As our efforts to consider how current design firms might transition to new areas for design, our team talked about designing design teams as a possible strategy to advance the influence and understanding of design. The idea is that as a design consulting firm, we would create design teams within organizations that could sustain themselves and then create other design teams within the organization if or as needed.
But obviously, it would be difficult for a current design firm to make this transition. We discussed initially inviting people to work with us during a design engagement, to be part of a design team for a real project to gain design experience and learn methods and tools. These people would then go back to their organizations with their new appreciation of design as advocates for design and for our firm. With word-of-mouth marketing, we would seek to shift the business from taking individuals into our firm to embedding ourselves into client organizations while we help build internal design teams. This is similar to what IDEO did for SAP a few years ago when they created the Design Services Team.

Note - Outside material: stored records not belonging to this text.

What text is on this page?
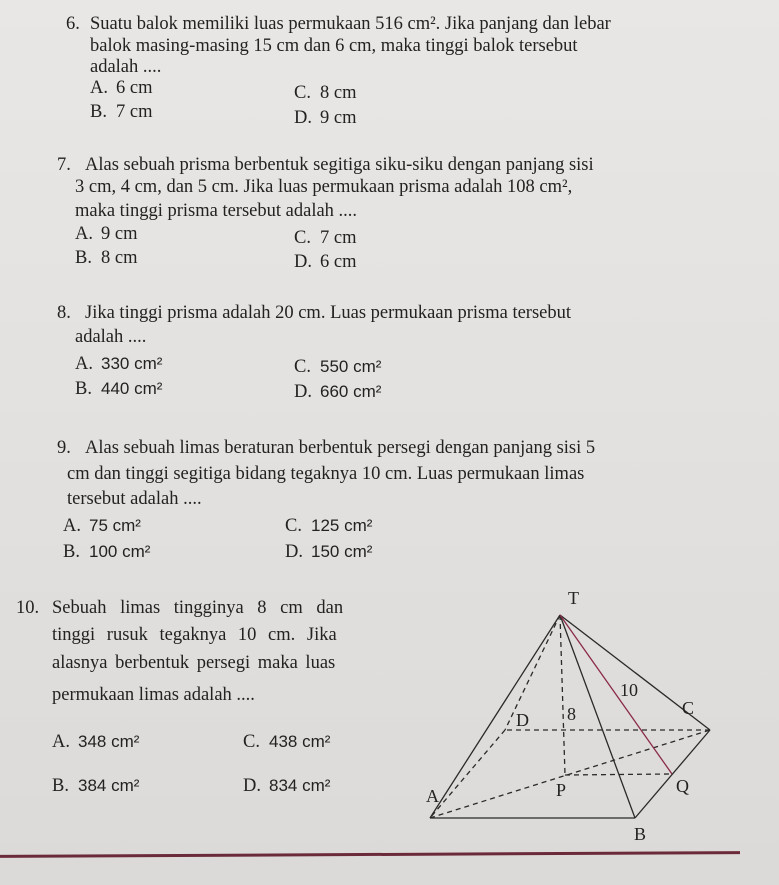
6. Suatu balok memiliki luas permukaan 516 cm². Jika panjang dan lebar
balok masing-masing 15 cm dan 6 cm, maka tinggi balok tersebut
adalah ....
A. 6 cm
B. 7 cm
C. 8 cm
D. 9 cm
7. Alas sebuah prisma berbentuk segitiga siku-siku dengan panjang sisi
3 cm, 4 cm, dan 5 cm. Jika luas permukaan prisma adalah 108 cm²,
maka tinggi prisma tersebut adalah ....
A. 9 cm
B. 8 cm
C. 7 cm
D. 6 cm
8. Jika tinggi prisma adalah 20 cm. Luas permukaan prisma tersebut
adalah ....
A. 330 cm²
B. 440 cm²
C. 550 cm²
D. 660 cm²
9. Alas sebuah limas beraturan berbentuk persegi dengan panjang sisi 5
cm dan tinggi segitiga bidang tegaknya 10 cm. Luas permukaan limas
tersebut adalah ....
A. 75 cm²
B. 100 cm²
C. 125 cm²
D. 150 cm²
10. Sebuah limas tingginya 8 cm dan
tinggi rusuk tegaknya 10 cm. Jika
alasnya berbentuk persegi maka luas
permukaan limas adalah ....
A. 348 cm²
B. 384 cm²
C. 438 cm²
D. 834 cm²
T
D
C
A
B
P	Q
8
10
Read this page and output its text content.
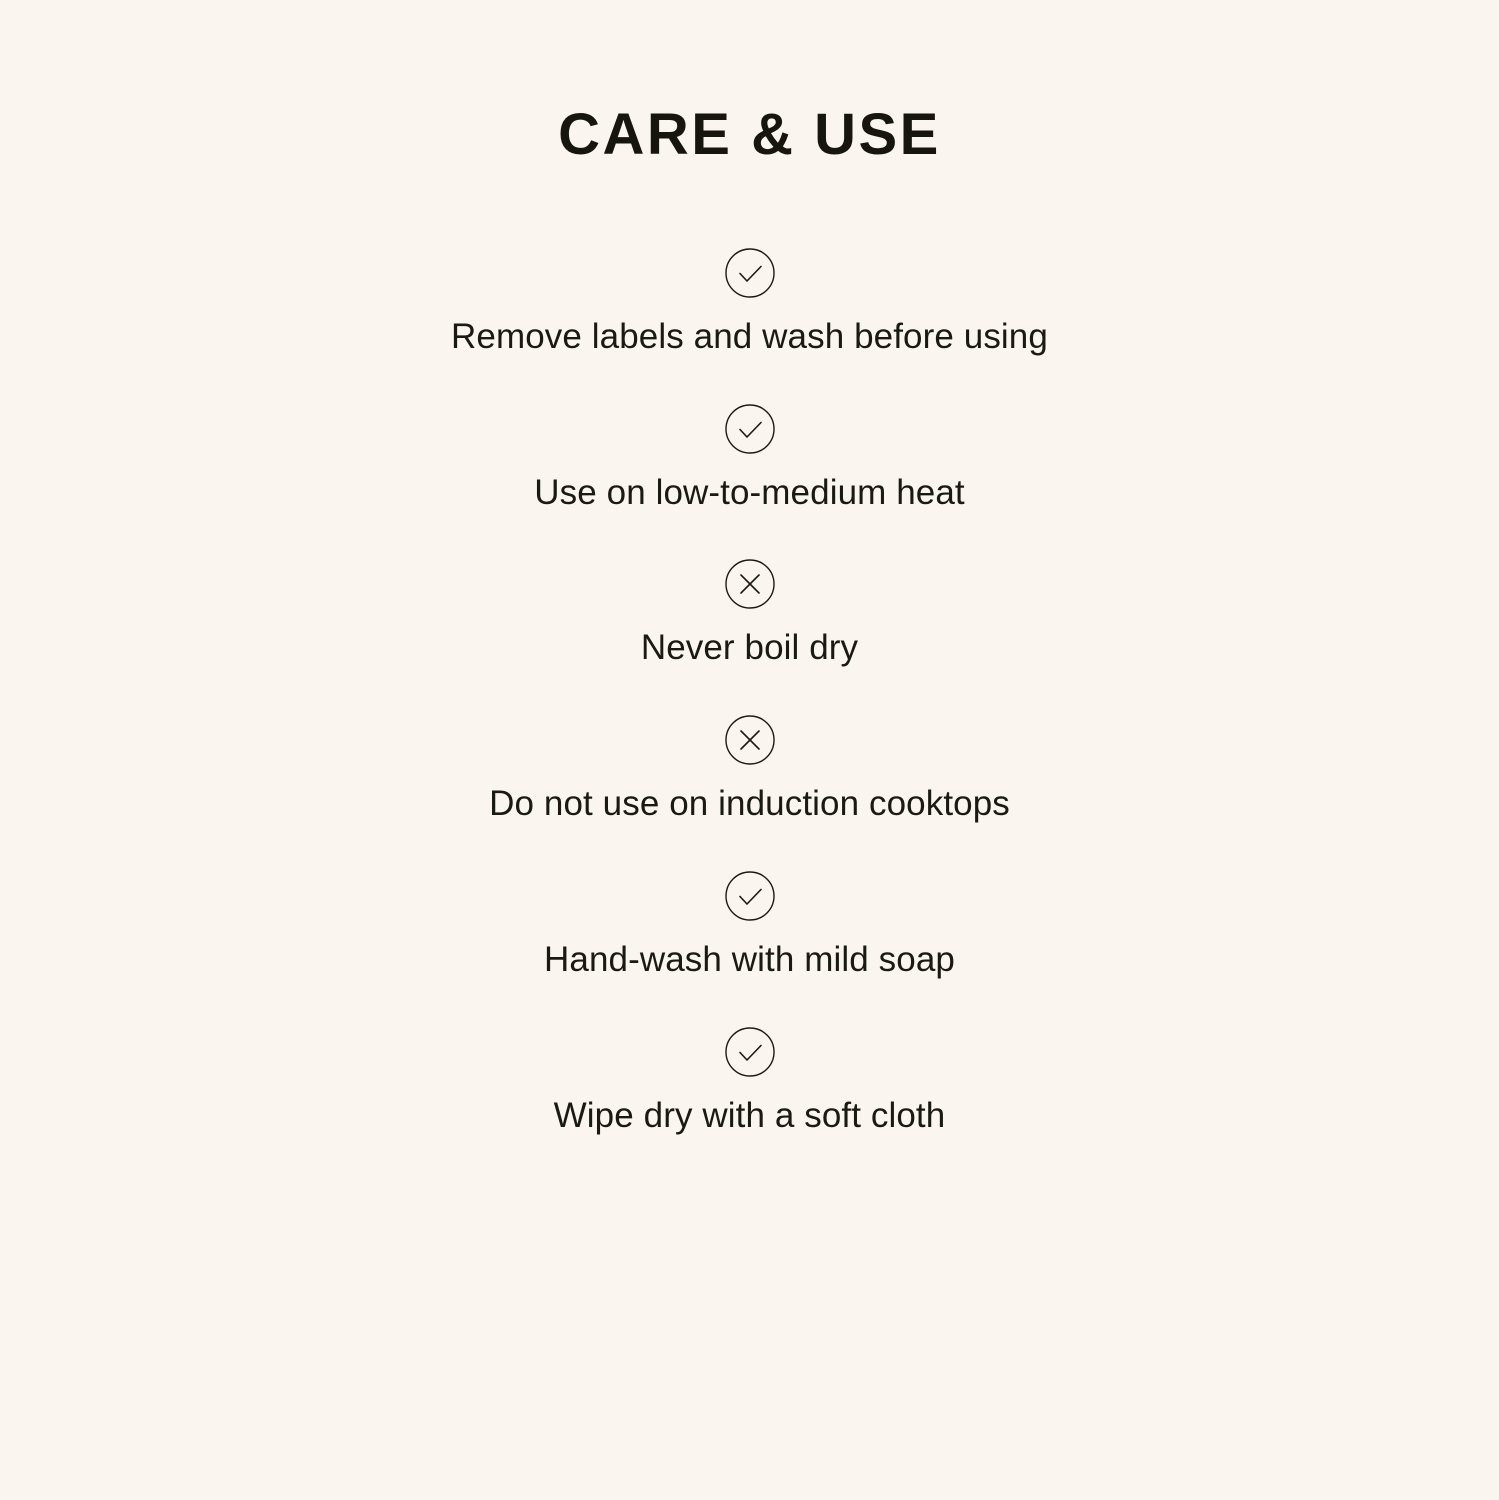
CARE & USE
Remove labels and wash before using
Use on low-to-medium heat
Never boil dry
Do not use on induction cooktops
Hand-wash with mild soap
Wipe dry with a soft cloth
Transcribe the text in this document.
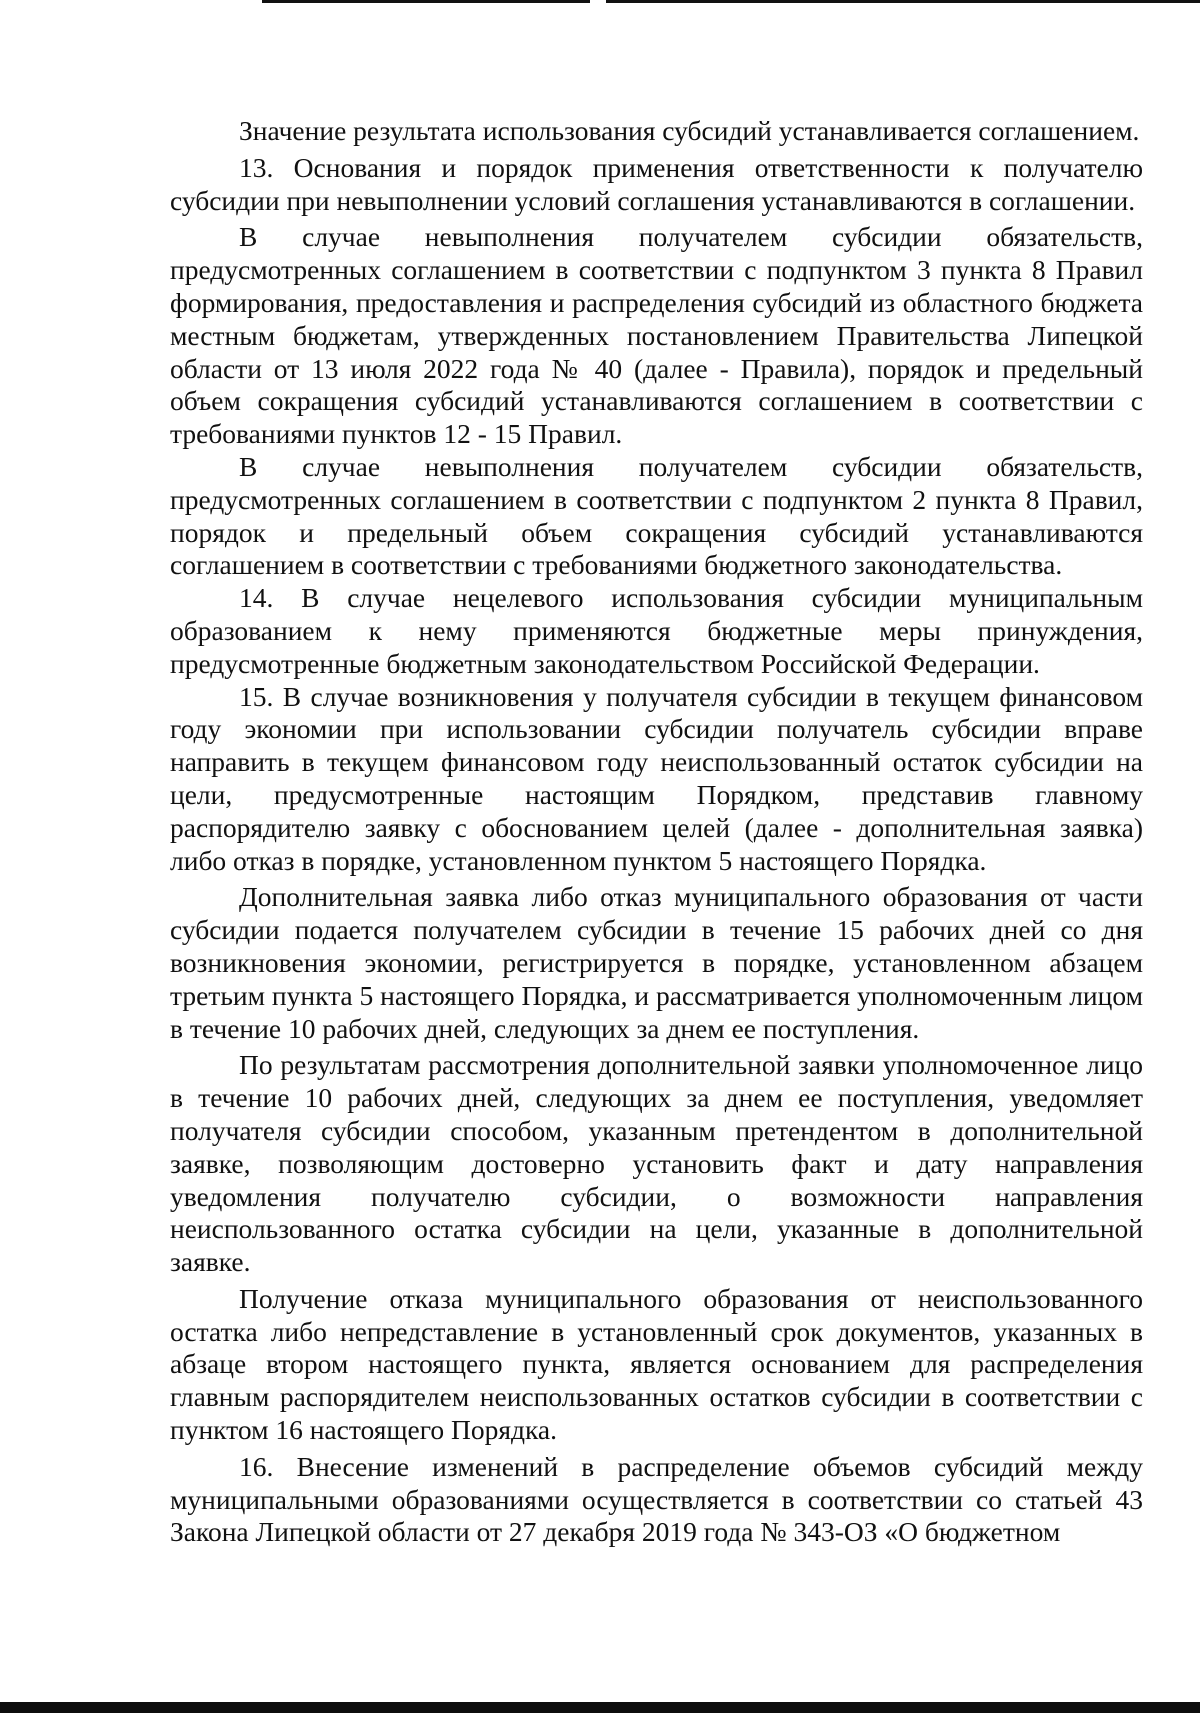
Значение результата использования субсидий устанавливается соглашением.

13. Основания и порядок применения ответственности к получателю субсидии при невыполнении условий соглашения устанавливаются в соглашении.

В случае невыполнения получателем субсидии обязательств, предусмотренных соглашением в соответствии с подпунктом 3 пункта 8 Правил формирования, предоставления и распределения субсидий из областного бюджета местным бюджетам, утвержденных постановлением Правительства Липецкой области от 13 июля 2022 года № 40 (далее - Правила), порядок и предельный объем сокращения субсидий устанавливаются соглашением в соответствии с требованиями пунктов 12 - 15 Правил.

В случае невыполнения получателем субсидии обязательств, предусмотренных соглашением в соответствии с подпунктом 2 пункта 8 Правил, порядок и предельный объем сокращения субсидий устанавливаются соглашением в соответствии с требованиями бюджетного законодательства.

14. В случае нецелевого использования субсидии муниципальным образованием к нему применяются бюджетные меры принуждения, предусмотренные бюджетным законодательством Российской Федерации.

15. В случае возникновения у получателя субсидии в текущем финансовом году экономии при использовании субсидии получатель субсидии вправе направить в текущем финансовом году неиспользованный остаток субсидии на цели, предусмотренные настоящим Порядком, представив главному распорядителю заявку с обоснованием целей (далее - дополнительная заявка) либо отказ в порядке, установленном пунктом 5 настоящего Порядка.

Дополнительная заявка либо отказ муниципального образования от части субсидии подается получателем субсидии в течение 15 рабочих дней со дня возникновения экономии, регистрируется в порядке, установленном абзацем третьим пункта 5 настоящего Порядка, и рассматривается уполномоченным лицом в течение 10 рабочих дней, следующих за днем ее поступления.

По результатам рассмотрения дополнительной заявки уполномоченное лицо в течение 10 рабочих дней, следующих за днем ее поступления, уведомляет получателя субсидии способом, указанным претендентом в дополнительной заявке, позволяющим достоверно установить факт и дату направления уведомления получателю субсидии, о возможности направления неиспользованного остатка субсидии на цели, указанные в дополнительной заявке.

Получение отказа муниципального образования от неиспользованного остатка либо непредставление в установленный срок документов, указанных в абзаце втором настоящего пункта, является основанием для распределения главным распорядителем неиспользованных остатков субсидии в соответствии с пунктом 16 настоящего Порядка.

16. Внесение изменений в распределение объемов субсидий между муниципальными образованиями осуществляется в соответствии со статьей 43 Закона Липецкой области от 27 декабря 2019 года № 343-ОЗ «О бюджетном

Just a few days ago, Henning Fischer of Adaptive Path interviewed Peter Coughlan, Partner and Transformation Practice Lead at IDEO. The following snippet of conversation addresses a potential problem are nascent plan would face.
Fischer: The challenge we are most often faced with happens when the engagement ends and the client team struggles. How do we avoid situations like that?
Coughlan: Well, the obvious answer to that is to anticipate the client team struggles, and design the program in anticipation of that. We started down this path by offering clients some “telephone consulting” or follow-up visits to hold their feet to the fire — that’s evolved into a more formal process in which we help them prototype the infrastructure they’ll need to implement while we’re still actively engaged. We’re also exploring new models including “externships” (where an IDEO person goes to live with a client to keep things moving along), as well IDEO alumni who can embed themselves in our client organizations after we’ve completed our programs.
I view this as design mentoring. Naturally, client teams or even new design teams, as my team is considering, will not have the expertise and experience of design firms whose mission is to be leaders in the field. But as Coughlan points out in the interview, solutions are more likely to be implemented if developed by the client and not the design firm. The role of the design firm thus becomes to show clients the way rather than to do the work.
Coughlan: I would say that the most important shift in the design profession will be for designers to get comfortable with the notion that it’s more important for a client to have a great idea than for the designer to have the idea. If the client organization has played a role in coming up with the idea, it’s way more likely to see the light of day.
Designing design teams could be an extension to this shift.